Fernando ALONSO: Jeśli coś takiego przytrafi się jutro moim rywalom, a ja zdołam wywalczyć sporo punktów to jestem pewien, że nie będę pamiętał dzisiejszej frustracji! To wielkie rozczarowanie, nie móc ukończyć ani jednego okrążenia. Ale może jutro to ja będę szczęściarzem - a reszta będzie miała pecha. O wiele ciężej i bardziej niebezpiecznie jest startować ze środka stawki, ale może spadnie deszcz. Będzie ciężko, ale jeśli miałbym wybierać, to wybrałbym wyścig w deszczu, co zawsze okazuje się loterią, i może byłbym w stanie z tego skorzystać.

Pat SYMONDS, dyrektor techniczny Renault: Po raz kolejny nasz rezultat z kwalifikacji odzwierciedla nieustanny postęp, jakiego dokonuje zespół. Wciąż tracimy nieco dystansu do ekip przed nami, ale na razie, mamy same dobre wiadomości. Giancarlo zaliczył generalną sesję, choć przeszkadzały mu blokujące się hamulce. Niestety Heikki musiał zmierzyć się z poważniejszym problemem, dotyczącym wspomagania kierownicy, co oczywiście kosztowało nieco czasu. Jednak pomijając te problemy, była to nasza najlepsza sesja kwalifikacyjna w sezonie. Jestem pewien, że mamy też dobre strategie. Liczymy na suchy wyścig i uczciwą walkę na torze.

Heikki KOVALAINEN: To było dobre zakończenie po wczorajszych sesjach, w których zmagałem się z bolidem. Dziś auto prowadziło się dobrze, a czasy konkurencyjne. Jednakże miałem spory problem ze wspomaganiem kierownicy, co kosztowało sporo czasu, szczególnie w ostatniej sesji. Bolid dość mocno odbijał w lewo, co mocno utrudniało hamowanie i skręcanie. Z pewnością więc można było urwać jeszcze nieco czasu. Ale pozycja startowa w trzecim rzędzie jest dobra. Nasze tempo pokazuje, że zmierzamy w dobrym kierunku. To dobry punkt wyjścia, zobaczymy, co przyniesie wyścig.
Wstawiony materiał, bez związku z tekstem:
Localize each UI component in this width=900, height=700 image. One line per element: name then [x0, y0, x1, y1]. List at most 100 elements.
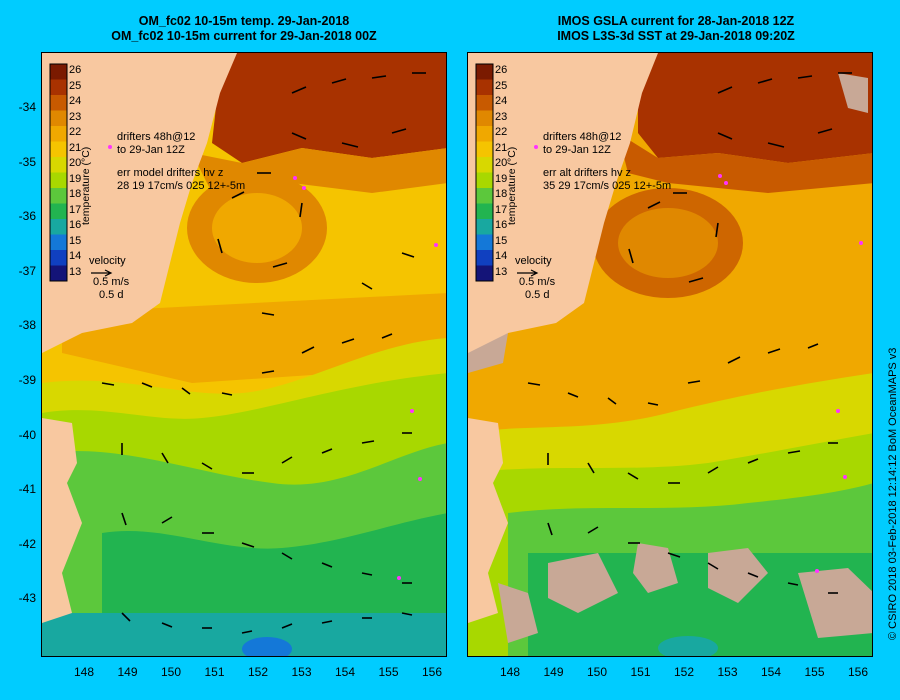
- colorbar-tick-label: 14: [495, 250, 508, 262]
- colorbar-swatch: [50, 188, 67, 204]
- longitude-tick-label: 149: [117, 665, 138, 679]
- right-title-line2: IMOS L3S-3d SST at 29-Jan-2018 09:20Z: [557, 29, 795, 43]
- right-err-note-1: err alt drifters hv z: [543, 167, 632, 179]
- latitude-tick-label: -34: [18, 100, 36, 114]
- longitude-tick-label: 152: [247, 665, 269, 679]
- colorbar-tick-label: 23: [69, 110, 82, 123]
- colorbar-swatch: [50, 265, 67, 281]
- colorbar-swatch: [476, 157, 493, 173]
- right-velocity-label: velocity: [515, 255, 552, 267]
- longitude-tick-label: 154: [334, 665, 356, 679]
- right-colorbar-title: temperature (°C): [506, 146, 518, 225]
- left-drifters: [108, 145, 438, 580]
- colorbar-swatch: [476, 172, 493, 188]
- longitude-tick-label: 153: [717, 665, 738, 679]
- colorbar-swatch: [476, 79, 493, 95]
- colorbar-tick-label: 24: [495, 95, 508, 107]
- longitude-tick-label: 155: [804, 665, 825, 679]
- colorbar-tick-label: 25: [69, 79, 82, 92]
- colorbar-tick-label: 18: [69, 188, 82, 200]
- longitude-tick-label: 156: [847, 665, 869, 679]
- colorbar-swatch: [476, 95, 493, 111]
- colorbar-tick-label: 22: [69, 126, 82, 138]
- longitude-tick-label: 150: [586, 665, 608, 679]
- colorbar-swatch: [476, 234, 493, 250]
- left-current-arrows: [101, 72, 426, 634]
- colorbar-swatch: [476, 188, 493, 204]
- credit-text: © CSIRO 2018 03-Feb-2018 12:14:12 BoM Oc…: [887, 347, 899, 640]
- colorbar-swatch: [50, 64, 67, 80]
- colorbar-frame: [475, 63, 494, 282]
- colorbar-swatch: [476, 219, 493, 235]
- left-title-line2: OM_fc02 10-15m current for 29-Jan-2018 0…: [111, 29, 377, 43]
- colorbar-swatch: [50, 95, 67, 111]
- colorbar-frame: [49, 63, 68, 282]
- right-err-note-2: 35 29 17cm/s 025 12+-5m: [543, 180, 672, 192]
- colorbar-tick-label: 21: [495, 141, 508, 154]
- colorbar-tick-label: 15: [69, 234, 82, 247]
- left-velocity-scale: 0.5 m/s: [93, 276, 130, 288]
- right-velocity-legend: velocity 0.5 m/s 0.5 d: [515, 255, 555, 302]
- left-drifter-note: drifters 48h@12 to 29-Jan 12Z: [117, 131, 195, 157]
- colorbar-tick-label: 26: [69, 64, 82, 76]
- latitude-tick-label: -38: [18, 318, 36, 333]
- longitude-tick-label: 152: [673, 665, 695, 679]
- colorbar-swatch: [50, 110, 67, 126]
- longitude-tick-label: 154: [760, 665, 782, 679]
- colorbar-tick-label: 22: [495, 126, 508, 138]
- latitude-tick-label: -42: [18, 536, 36, 551]
- right-drifters: [534, 145, 863, 573]
- colorbar-tick-label: 19: [495, 172, 508, 185]
- colorbar-swatch: [50, 219, 67, 235]
- right-drifter-note-1: drifters 48h@12: [543, 131, 622, 143]
- right-velocity-time: 0.5 d: [525, 289, 550, 301]
- colorbar-swatch: [50, 203, 67, 219]
- colorbar-tick-label: 15: [495, 234, 508, 247]
- colorbar-swatch: [50, 79, 67, 95]
- colorbar-tick-label: 14: [69, 250, 82, 262]
- longitude-tick-label: 148: [73, 665, 95, 679]
- right-drifter-note-2: to 29-Jan 12Z: [543, 144, 611, 156]
- colorbar-tick-label: 24: [69, 95, 82, 107]
- colorbar-swatch: [50, 141, 67, 157]
- longitude-tick-label: 149: [543, 665, 564, 679]
- colorbar-swatch: [476, 126, 493, 142]
- colorbar-swatch: [476, 64, 493, 80]
- longitude-tick-label: 151: [630, 665, 651, 679]
- left-err-note: err model drifters hv z 28 19 17cm/s 025…: [117, 167, 245, 193]
- left-title-line1: OM_fc02 10-15m temp. 29-Jan-2018: [138, 14, 350, 28]
- right-panel-title: IMOS GSLA current for 28-Jan-2018 12Z IM…: [486, 14, 866, 44]
- left-err-note-1: err model drifters hv z: [117, 167, 224, 179]
- colorbar-tick-label: 23: [495, 110, 508, 123]
- colorbar-swatch: [476, 203, 493, 219]
- colorbar-swatch: [476, 265, 493, 281]
- right-colorbar: [475, 63, 494, 282]
- colorbar-tick-label: 13: [69, 265, 82, 278]
- colorbar-swatch: [50, 234, 67, 250]
- longitude-tick-label: 148: [499, 665, 521, 679]
- right-err-note: err alt drifters hv z 35 29 17cm/s 025 1…: [543, 167, 671, 193]
- left-velocity-legend: velocity 0.5 m/s 0.5 d: [89, 255, 129, 302]
- colorbar-tick-label: 17: [69, 203, 82, 216]
- left-velocity-label: velocity: [89, 255, 126, 267]
- colorbar-tick-label: 26: [495, 64, 508, 76]
- latitude-tick-label: -35: [18, 154, 36, 169]
- latitude-tick-label: -43: [18, 591, 36, 606]
- colorbar-swatch: [476, 250, 493, 266]
- left-colorbar-title: temperature (°C): [80, 146, 92, 225]
- left-drifter-note-1: drifters 48h@12: [117, 131, 196, 143]
- colorbar-tick-label: 19: [69, 172, 82, 185]
- colorbar-tick-label: 16: [69, 219, 82, 231]
- left-colorbar: [49, 63, 68, 282]
- right-velocity-arrow-icon: [515, 268, 555, 277]
- left-drifter-note-2: to 29-Jan 12Z: [117, 144, 185, 156]
- longitude-tick-label: 151: [204, 665, 225, 679]
- colorbar-tick-label: 17: [495, 203, 508, 216]
- colorbar-swatch: [50, 126, 67, 142]
- longitude-tick-label: 150: [160, 665, 182, 679]
- latitude-tick-label: -37: [18, 263, 36, 278]
- left-velocity-arrow-icon: [89, 268, 129, 277]
- right-velocity-scale: 0.5 m/s: [519, 276, 556, 288]
- right-title-line1: IMOS GSLA current for 28-Jan-2018 12Z: [557, 14, 795, 28]
- colorbar-tick-label: 21: [69, 141, 82, 154]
Giancarlo FISICHELLA: Nasz rezultat pokazuje, że dzięki nowym elementom, jakie tu zastosowaliśmy, zanotowaliśmy kolejny progres. Mam teraz lepsze czucie, większą przyczepność, efektem jest kolejne zmniejszenie straty do prowadzących zespołów. W tej chwili jazda dla zespołu jest wielką motywacją ,gdy widzisz, jak robimy postępy przy okazji każdego wyścigu dzięki ciężkiej pracy tak w laboratoriach, jak i na torze. Wiemy też, że jest potencjał na jeszcze więcej, stąd każdy czuje się pewnie. W porannej sesji treningowej zmagałem się z podsterownością, podobnie jak w pierwszej fazie kwalifikacji. Ale moi inżynierowie wykonali świetną pracę i to wyrównali, a bolid sprawował się lepiej. Ostatnie okrążenie pomiarowe było bardzo czyste, a piąta pozycja startowa jest dobra, mamy też dobrą strategię. Nie mogę doczekać się wyścigu.